La semana pasada, una de esas noches llenas de cansancio, tuve un sueño dentro de un sueño... dentro de un sueño. Una sensación muy rara. Estaba dormida en el mundo real, y soñaba que estaba en el antiguo despacho que tenía en la oficina de "M". Pero allí no estaba ese despacho, sino que era un dormitorio comunitario, que compartía con tres ex-compañeras de mi curso de contabilidad de hace un par de años. Y me quedaba dormida... y soñaba que volvía a ser el despacho que, en el sueño primero, sabía que ya no era. Pero también en el despacho me quedaba dormida... y soñaba con un señor muy, muy atractivo, con barba de una semana, con una voz preciosa y que olía muy bien, que me susurraba palabras y frases inteligentes casi al oido, mientras jugaba a besarme sin llegar a hacerlo... Lo curioso fue el ir despertando por fases (porque si sé que era un sueño sucesivo... fue empezando por el señor atractivo: antes de besarme, me despertaba. Y estaba en el despacho. Y sin entender aún cómo me habia quedado dormida, ni cómo tenía recuerdos de cosas que pasarían años después... volvía a despertar, y ya era el dormitorio comunitario. Y me reía recordando los dos sueños anteriores, comentándolo con mis compañeras. Pero me volvía a despertar... y ya era el mundo real, con mi cama, mi cortina de lino blanca, mi cama de forja...)

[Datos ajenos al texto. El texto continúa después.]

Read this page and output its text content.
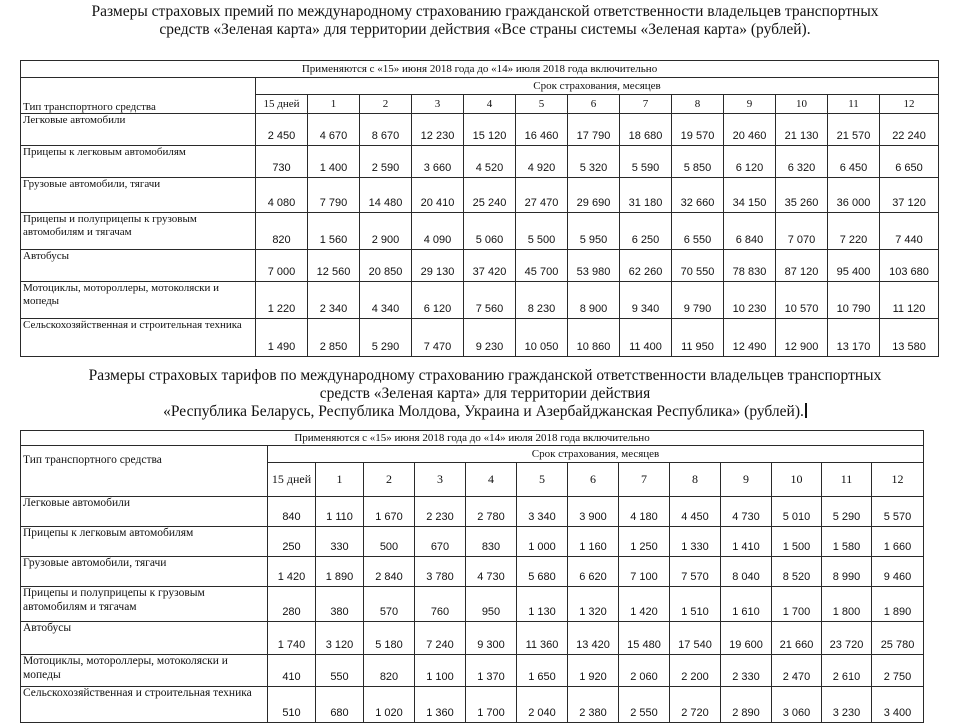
Размеры страховых премий по международному страхованию гражданской ответственности владельцев транспортных
средств «Зеленая карта» для территории действия «Все страны системы «Зеленая карта» (рублей).
Применяются с «15» июня 2018 года до «14» июля 2018 года включительно													
Тип транспортного средства	Срок страхования, месяцев												
	15 дней	1	2	3	4	5	6	7	8	9	10	11	12
Легковые автомобили	2 450	4 670	8 670	12 230	15 120	16 460	17 790	18 680	19 570	20 460	21 130	21 570	22 240
Прицепы к легковым автомобилям	730	1 400	2 590	3 660	4 520	4 920	5 320	5 590	5 850	6 120	6 320	6 450	6 650
Грузовые автомобили, тягачи	4 080	7 790	14 480	20 410	25 240	27 470	29 690	31 180	32 660	34 150	35 260	36 000	37 120
Прицепы и полуприцепы к грузовым автомобилям и тягачам	820	1 560	2 900	4 090	5 060	5 500	5 950	6 250	6 550	6 840	7 070	7 220	7 440
Автобусы	7 000	12 560	20 850	29 130	37 420	45 700	53 980	62 260	70 550	78 830	87 120	95 400	103 680
Мотоциклы, мотороллеры, мотоколяски и мопеды	1 220	2 340	4 340	6 120	7 560	8 230	8 900	9 340	9 790	10 230	10 570	10 790	11 120
Сельскохозяйственная и строительная техника	1 490	2 850	5 290	7 470	9 230	10 050	10 860	11 400	11 950	12 490	12 900	13 170	13 580
Размеры страховых тарифов по международному страхованию гражданской ответственности владельцев транспортных
средств «Зеленая карта» для территории действия
«Республика Беларусь, Республика Молдова, Украина и Азербайджанская Республика» (рублей).
Применяются с «15» июня 2018 года до «14» июля 2018 года включительно													
Тип транспортного средства	Срок страхования, месяцев												
	15 дней	1	2	3	4	5	6	7	8	9	10	11	12
Легковые автомобили	840	1 110	1 670	2 230	2 780	3 340	3 900	4 180	4 450	4 730	5 010	5 290	5 570
Прицепы к легковым автомобилям	250	330	500	670	830	1 000	1 160	1 250	1 330	1 410	1 500	1 580	1 660
Грузовые автомобили, тягачи	1 420	1 890	2 840	3 780	4 730	5 680	6 620	7 100	7 570	8 040	8 520	8 990	9 460
Прицепы и полуприцепы к грузовым автомобилям и тягачам	280	380	570	760	950	1 130	1 320	1 420	1 510	1 610	1 700	1 800	1 890
Автобусы	1 740	3 120	5 180	7 240	9 300	11 360	13 420	15 480	17 540	19 600	21 660	23 720	25 780
Мотоциклы, мотороллеры, мотоколяски и мопеды	410	550	820	1 100	1 370	1 650	1 920	2 060	2 200	2 330	2 470	2 610	2 750
Сельскохозяйственная и строительная техника	510	680	1 020	1 360	1 700	2 040	2 380	2 550	2 720	2 890	3 060	3 230	3 400
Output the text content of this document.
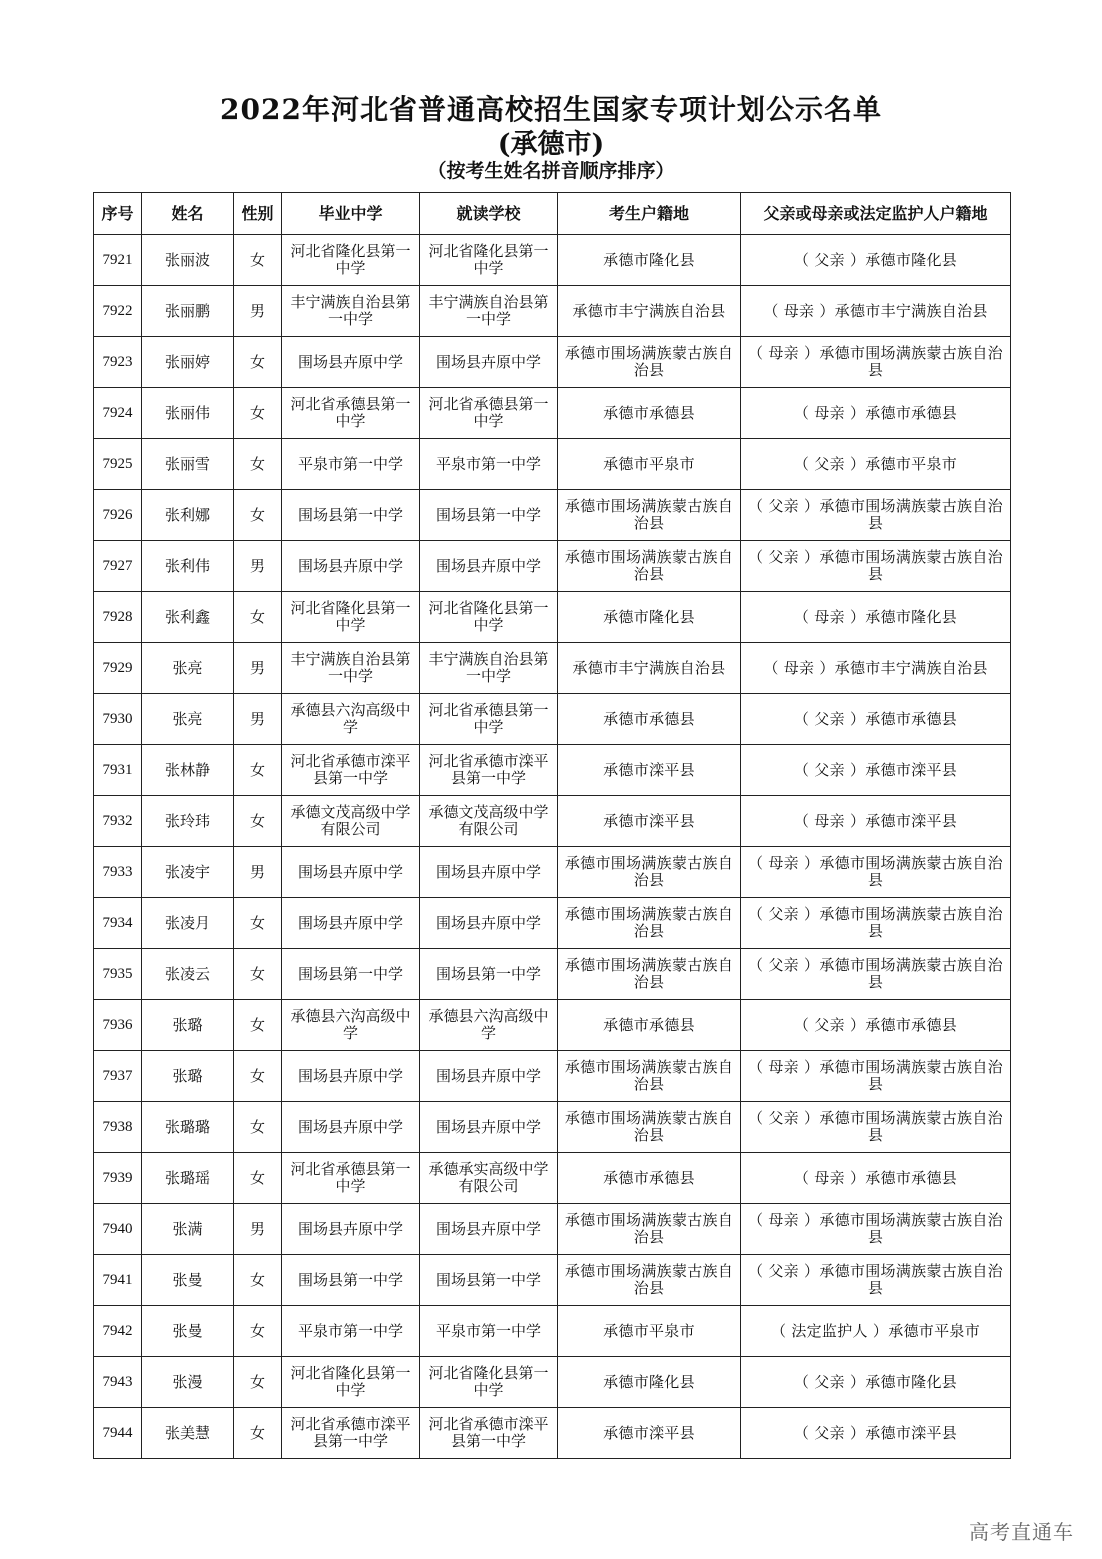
2022年河北省普通高校招生国家专项计划公示名单
(承德市)
（按考生姓名拼音顺序排序）
序号	姓名	性别	毕业中学	就读学校	考生户籍地	父亲或母亲或法定监护人户籍地
7921	张丽波	女	河北省隆化县第一中学	河北省隆化县第一中学	承德市隆化县	（ 父亲 ）承德市隆化县
7922	张丽鹏	男	丰宁满族自治县第一中学	丰宁满族自治县第一中学	承德市丰宁满族自治县	（ 母亲 ）承德市丰宁满族自治县
7923	张丽婷	女	围场县卉原中学	围场县卉原中学	承德市围场满族蒙古族自治县	（ 母亲 ）承德市围场满族蒙古族自治县
7924	张丽伟	女	河北省承德县第一中学	河北省承德县第一中学	承德市承德县	（ 母亲 ）承德市承德县
7925	张丽雪	女	平泉市第一中学	平泉市第一中学	承德市平泉市	（ 父亲 ）承德市平泉市
7926	张利娜	女	围场县第一中学	围场县第一中学	承德市围场满族蒙古族自治县	（ 父亲 ）承德市围场满族蒙古族自治县
7927	张利伟	男	围场县卉原中学	围场县卉原中学	承德市围场满族蒙古族自治县	（ 父亲 ）承德市围场满族蒙古族自治县
7928	张利鑫	女	河北省隆化县第一中学	河北省隆化县第一中学	承德市隆化县	（ 母亲 ）承德市隆化县
7929	张亮	男	丰宁满族自治县第一中学	丰宁满族自治县第一中学	承德市丰宁满族自治县	（ 母亲 ）承德市丰宁满族自治县
7930	张亮	男	承德县六沟高级中学	河北省承德县第一中学	承德市承德县	（ 父亲 ）承德市承德县
7931	张林静	女	河北省承德市滦平县第一中学	河北省承德市滦平县第一中学	承德市滦平县	（ 父亲 ）承德市滦平县
7932	张玲玮	女	承德文茂高级中学有限公司	承德文茂高级中学有限公司	承德市滦平县	（ 母亲 ）承德市滦平县
7933	张凌宇	男	围场县卉原中学	围场县卉原中学	承德市围场满族蒙古族自治县	（ 母亲 ）承德市围场满族蒙古族自治县
7934	张凌月	女	围场县卉原中学	围场县卉原中学	承德市围场满族蒙古族自治县	（ 父亲 ）承德市围场满族蒙古族自治县
7935	张凌云	女	围场县第一中学	围场县第一中学	承德市围场满族蒙古族自治县	（ 父亲 ）承德市围场满族蒙古族自治县
7936	张璐	女	承德县六沟高级中学	承德县六沟高级中学	承德市承德县	（ 父亲 ）承德市承德县
7937	张璐	女	围场县卉原中学	围场县卉原中学	承德市围场满族蒙古族自治县	（ 母亲 ）承德市围场满族蒙古族自治县
7938	张璐璐	女	围场县卉原中学	围场县卉原中学	承德市围场满族蒙古族自治县	（ 父亲 ）承德市围场满族蒙古族自治县
7939	张璐瑶	女	河北省承德县第一中学	承德承实高级中学有限公司	承德市承德县	（ 母亲 ）承德市承德县
7940	张满	男	围场县卉原中学	围场县卉原中学	承德市围场满族蒙古族自治县	（ 母亲 ）承德市围场满族蒙古族自治县
7941	张曼	女	围场县第一中学	围场县第一中学	承德市围场满族蒙古族自治县	（ 父亲 ）承德市围场满族蒙古族自治县
7942	张曼	女	平泉市第一中学	平泉市第一中学	承德市平泉市	（ 法定监护人 ）承德市平泉市
7943	张漫	女	河北省隆化县第一中学	河北省隆化县第一中学	承德市隆化县	（ 父亲 ）承德市隆化县
7944	张美慧	女	河北省承德市滦平县第一中学	河北省承德市滦平县第一中学	承德市滦平县	（ 父亲 ）承德市滦平县
高考直通车
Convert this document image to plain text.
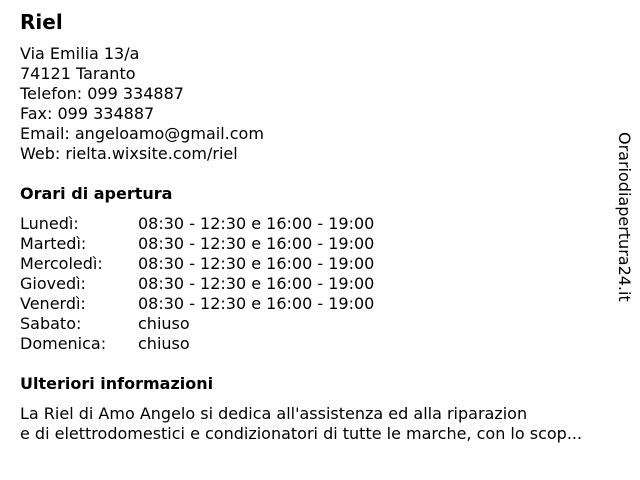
Riel
Via Emilia 13/a
74121 Taranto
Telefon: 099 334887
Fax: 099 334887
Email: angeloamo@gmail.com
Web: rielta.wixsite.com/riel
Orari di apertura
Lunedì:	08:30 - 12:30 e 16:00 - 19:00
Martedì:	08:30 - 12:30 e 16:00 - 19:00
Mercoledì: 08:30 - 12:30 e 16:00 - 19:00
Giovedì:	08:30 - 12:30 e 16:00 - 19:00
Venerdì:	08:30 - 12:30 e 16:00 - 19:00
Sabato:	chiuso
Domenica: chiuso
Ulteriori informazioni
La Riel di Amo Angelo si dedica all'assistenza ed alla riparazion
e di elettrodomestici e condizionatori di tutte le marche, con lo scop...
Orariodiapertura24.it
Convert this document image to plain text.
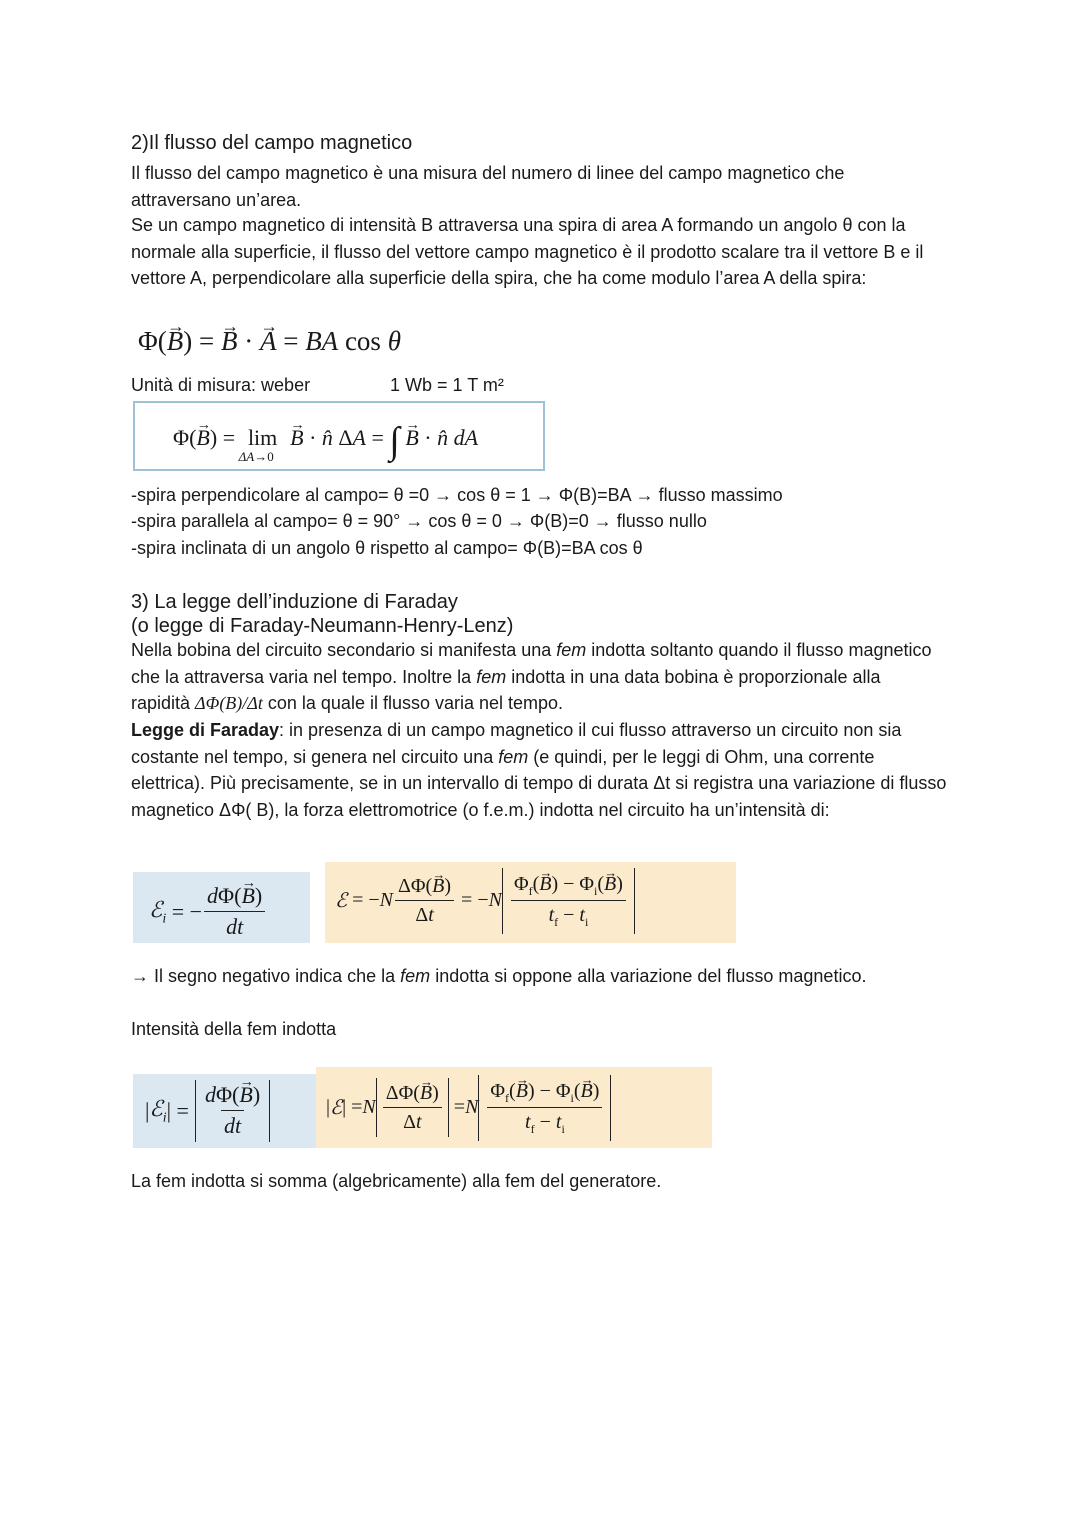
2)Il flusso del campo magnetico

Il flusso del campo magnetico è una misura del numero di linee del campo magnetico che attraversano un’area.

Se un campo magnetico di intensità B attraversa una spira di area A formando un angolo θ con la normale alla superficie, il flusso del vettore campo magnetico è il prodotto scalare tra il vettore B e il vettore A, perpendicolare alla superficie della spira, che ha come modulo l’area A della spira:

Φ(→ B) = → B · → A = BA cos θ
Unità di misura: weber	1 Wb = 1 T m²
Φ(→ B) = lim
ΔA→0
→ B · n̂ ΔA = ∫ → B · n̂ dA
-spira perpendicolare al campo= θ =0 → cos θ = 1 → Φ(B)=BA → flusso massimo
-spira parallela al campo= θ = 90° → cos θ = 0 → Φ(B)=0 → flusso nullo
-spira inclinata di un angolo θ rispetto al campo= Φ(B)=BA cos θ
3) La legge dell’induzione di Faraday
(o legge di Faraday-Neumann-Henry-Lenz)
Nella bobina del circuito secondario si manifesta una fem indotta soltanto quando il flusso magnetico che la attraversa varia nel tempo. Inoltre la fem indotta in una data bobina è proporzionale alla rapidità ΔΦ(B)/Δt con la quale il flusso varia nel tempo.
Legge di Faraday: in presenza di un campo magnetico il cui flusso attraverso un circuito non sia costante nel tempo, si genera nel circuito una fem (e quindi, per le leggi di Ohm, una corrente elettrica). Più precisamente, se in un intervallo di tempo di durata Δt si registra una variazione di flusso magnetico ΔΦ( B), la forza elettromotrice (o f.e.m.) indotta nel circuito ha un’intensità di:
ℰ$_i$ = − $\frac{d\Phi(\to B)}{dt}$	ℰ = − N $\frac{\Delta\Phi(\to B)}{\Delta t}$ = − N $\frac{\Phi_f(\to B) - \Phi_i(\to B)}{t_f - t_i}$
→ Il segno negativo indica che la fem indotta si oppone alla variazione del flusso magnetico.
Intensità della fem indotta
| ℰ$_i$ | = $\frac{d\Phi(\to B)}{dt}$	| ℰ | = N $\frac{\Delta\Phi(\to B)}{\Delta t} = N \frac{\Phi_f(\to B) - \Phi_i(\to B)}{t_f - t_i}$
La fem indotta si somma (algebricamente) alla fem del generatore.
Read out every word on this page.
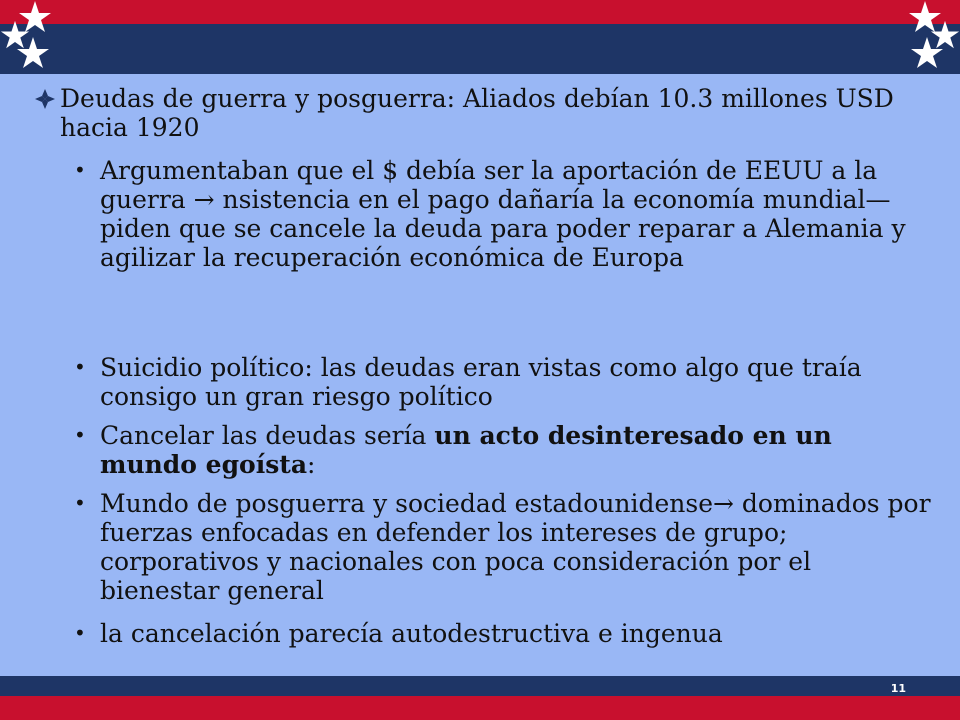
Deudas de guerra y posguerra: Aliados debían 10.3 millones USD hacia 1920
• Argumentaban que el $ debía ser la aportación de EEUU a la guerra → nsistencia en el pago dañaría la economía mundial—piden que se cancele la deuda para poder reparar a Alemania y agilizar la recuperación económica de Europa
• Suicidio político: las deudas eran vistas como algo que traía consigo un gran riesgo político
• Cancelar las deudas sería un acto desinteresado en un mundo egoísta:
• Mundo de posguerra y sociedad estadounidense→ dominados por fuerzas enfocadas en defender los intereses de grupo; corporativos y nacionales con poca consideración por el bienestar general
• la cancelación parecía autodestructiva e ingenua
11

La curiosidad adicional del sueño es que, en la actualidad, lo que fue mi despacho en la oficina de "M" es un dormitorio. Posiblemente, siga allí un enorme mueble empotrado (nunca ví, años después, el contenedor que habría hecho falta para vaciar aquella oficina, por lo que deduzco que lo que no se llevaron ni él ni quienes luego tuvieron esa vivienda como oficina, debe seguir allí). Pero es imposible, a todas luces, meter más de una cama.... por lo que no sé como me parecía tan "real" pensar en nada menos que cuatro...
Rarezas de los sueños que produce el cansancio.
Y lástima que el interesante desconocido estuviese en el sueño "del fondo"... y que no sepa qué nivel de buceo onírico debería emplear para volver a él. Porque igual un ratito más a su lado me despertaba de todo en el mundo real.










catalaneta dijo
Yo estoy segura que soy del primer tipo, soy pájaro de noche amiga.
Las 2,30 y yo haciendo los deberes que no pude hacer durante el dia.